Autre différence: le président français avait été élu l'an dernier sur un programme pro-européen et comme rempart face au populisme, terme retenu pour le gouvernement italien.

"Dépasser les 3%, ce ne serait pas la fin du monde. En revanche, la France pourrait être épinglée pour son effort structurel, déjà qu'il était un peu juste", a indiqué une source européenne.

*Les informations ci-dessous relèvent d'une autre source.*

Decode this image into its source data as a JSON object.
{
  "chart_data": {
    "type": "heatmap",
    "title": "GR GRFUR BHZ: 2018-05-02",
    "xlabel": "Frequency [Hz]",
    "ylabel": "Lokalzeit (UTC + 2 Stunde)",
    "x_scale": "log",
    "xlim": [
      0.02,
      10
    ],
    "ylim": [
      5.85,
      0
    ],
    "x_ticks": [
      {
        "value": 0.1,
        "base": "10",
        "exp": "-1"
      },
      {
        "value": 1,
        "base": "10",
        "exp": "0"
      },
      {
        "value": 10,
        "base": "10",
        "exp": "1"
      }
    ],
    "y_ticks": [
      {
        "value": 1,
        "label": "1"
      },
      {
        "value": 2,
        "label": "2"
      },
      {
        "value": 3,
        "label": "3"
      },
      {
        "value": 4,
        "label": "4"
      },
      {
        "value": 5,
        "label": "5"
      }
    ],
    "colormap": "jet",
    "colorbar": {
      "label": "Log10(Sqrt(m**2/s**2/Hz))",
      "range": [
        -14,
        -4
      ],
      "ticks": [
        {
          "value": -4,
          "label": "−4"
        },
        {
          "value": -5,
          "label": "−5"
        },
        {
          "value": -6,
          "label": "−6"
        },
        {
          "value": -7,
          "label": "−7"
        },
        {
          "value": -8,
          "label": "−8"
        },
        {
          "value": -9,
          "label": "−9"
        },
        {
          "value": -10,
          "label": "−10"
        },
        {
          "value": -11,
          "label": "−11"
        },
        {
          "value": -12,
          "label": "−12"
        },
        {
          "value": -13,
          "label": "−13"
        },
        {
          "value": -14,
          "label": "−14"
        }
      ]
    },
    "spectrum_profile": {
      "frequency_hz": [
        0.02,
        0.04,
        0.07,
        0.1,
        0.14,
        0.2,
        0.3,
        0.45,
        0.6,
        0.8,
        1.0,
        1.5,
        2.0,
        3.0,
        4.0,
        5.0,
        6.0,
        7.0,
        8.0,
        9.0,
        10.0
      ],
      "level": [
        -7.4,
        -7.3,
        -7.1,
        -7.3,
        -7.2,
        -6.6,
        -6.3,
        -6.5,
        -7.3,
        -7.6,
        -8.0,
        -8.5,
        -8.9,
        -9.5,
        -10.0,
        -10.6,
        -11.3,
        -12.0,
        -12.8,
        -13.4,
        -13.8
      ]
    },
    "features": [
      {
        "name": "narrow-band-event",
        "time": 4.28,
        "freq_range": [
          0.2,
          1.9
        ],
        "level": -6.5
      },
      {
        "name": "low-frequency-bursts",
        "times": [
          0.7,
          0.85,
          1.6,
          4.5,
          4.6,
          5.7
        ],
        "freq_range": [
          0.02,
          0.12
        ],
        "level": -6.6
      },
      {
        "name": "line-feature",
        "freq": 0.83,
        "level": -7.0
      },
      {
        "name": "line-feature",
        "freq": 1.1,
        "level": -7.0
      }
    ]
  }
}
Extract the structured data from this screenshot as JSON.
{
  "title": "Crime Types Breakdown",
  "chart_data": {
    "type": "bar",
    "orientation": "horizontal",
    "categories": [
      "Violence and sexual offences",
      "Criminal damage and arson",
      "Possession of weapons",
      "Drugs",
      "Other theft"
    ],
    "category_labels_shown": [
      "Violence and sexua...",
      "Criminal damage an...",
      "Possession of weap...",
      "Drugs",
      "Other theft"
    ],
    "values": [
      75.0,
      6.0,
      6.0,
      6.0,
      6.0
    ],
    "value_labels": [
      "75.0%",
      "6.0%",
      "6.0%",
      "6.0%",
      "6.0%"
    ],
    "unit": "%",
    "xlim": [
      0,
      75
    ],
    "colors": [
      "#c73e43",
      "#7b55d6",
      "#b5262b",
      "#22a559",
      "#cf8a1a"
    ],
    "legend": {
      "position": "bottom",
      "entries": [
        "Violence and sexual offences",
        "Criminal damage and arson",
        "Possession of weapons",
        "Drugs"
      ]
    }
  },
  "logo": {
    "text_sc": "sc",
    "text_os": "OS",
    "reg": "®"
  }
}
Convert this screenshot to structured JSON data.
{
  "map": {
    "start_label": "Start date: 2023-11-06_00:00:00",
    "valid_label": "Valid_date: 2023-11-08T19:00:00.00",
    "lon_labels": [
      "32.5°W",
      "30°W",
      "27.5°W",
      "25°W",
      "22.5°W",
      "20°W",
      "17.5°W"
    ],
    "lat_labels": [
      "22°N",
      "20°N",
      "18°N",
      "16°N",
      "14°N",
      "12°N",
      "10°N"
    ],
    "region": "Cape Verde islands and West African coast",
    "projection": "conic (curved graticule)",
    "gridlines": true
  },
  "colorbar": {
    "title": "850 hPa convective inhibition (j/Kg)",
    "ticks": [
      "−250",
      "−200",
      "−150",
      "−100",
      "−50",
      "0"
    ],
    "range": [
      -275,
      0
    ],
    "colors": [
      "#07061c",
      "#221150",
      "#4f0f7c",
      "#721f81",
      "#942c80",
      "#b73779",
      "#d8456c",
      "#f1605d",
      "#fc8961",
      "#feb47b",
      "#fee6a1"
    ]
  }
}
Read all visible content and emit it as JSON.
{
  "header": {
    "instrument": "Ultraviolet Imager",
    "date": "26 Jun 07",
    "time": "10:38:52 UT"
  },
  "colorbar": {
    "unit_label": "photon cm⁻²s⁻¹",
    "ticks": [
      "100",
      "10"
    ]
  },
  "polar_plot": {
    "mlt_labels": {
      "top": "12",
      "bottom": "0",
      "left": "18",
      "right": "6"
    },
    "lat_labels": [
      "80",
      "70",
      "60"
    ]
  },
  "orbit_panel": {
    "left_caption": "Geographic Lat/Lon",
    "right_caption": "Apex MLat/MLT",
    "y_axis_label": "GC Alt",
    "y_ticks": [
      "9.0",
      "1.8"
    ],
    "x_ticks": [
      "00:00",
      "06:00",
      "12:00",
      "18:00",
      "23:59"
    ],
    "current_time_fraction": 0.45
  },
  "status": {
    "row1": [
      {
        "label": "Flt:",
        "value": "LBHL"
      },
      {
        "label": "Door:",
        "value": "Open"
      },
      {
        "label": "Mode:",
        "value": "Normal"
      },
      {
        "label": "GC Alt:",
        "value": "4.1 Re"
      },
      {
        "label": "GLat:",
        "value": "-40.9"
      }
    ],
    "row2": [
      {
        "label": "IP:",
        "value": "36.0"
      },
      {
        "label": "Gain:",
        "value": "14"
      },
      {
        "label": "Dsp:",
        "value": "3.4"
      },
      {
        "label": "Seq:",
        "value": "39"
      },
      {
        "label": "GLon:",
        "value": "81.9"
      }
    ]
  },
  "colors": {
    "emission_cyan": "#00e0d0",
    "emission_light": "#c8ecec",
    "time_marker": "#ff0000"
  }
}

La réduction du déficit structurel - c'est-à-dire calculé sans les effets de la croissance - fait partie des exigences de Bruxelles, car il contribue à la réduction de la dette publique.

M. Macron va d'ailleurs tenter de rassurer ses partenaires européens, réunis jeudi et vendredi en sommet à Bruxelles, en affirmant que ses mesures sociales ne remettent pas "en cause le cap des réformes".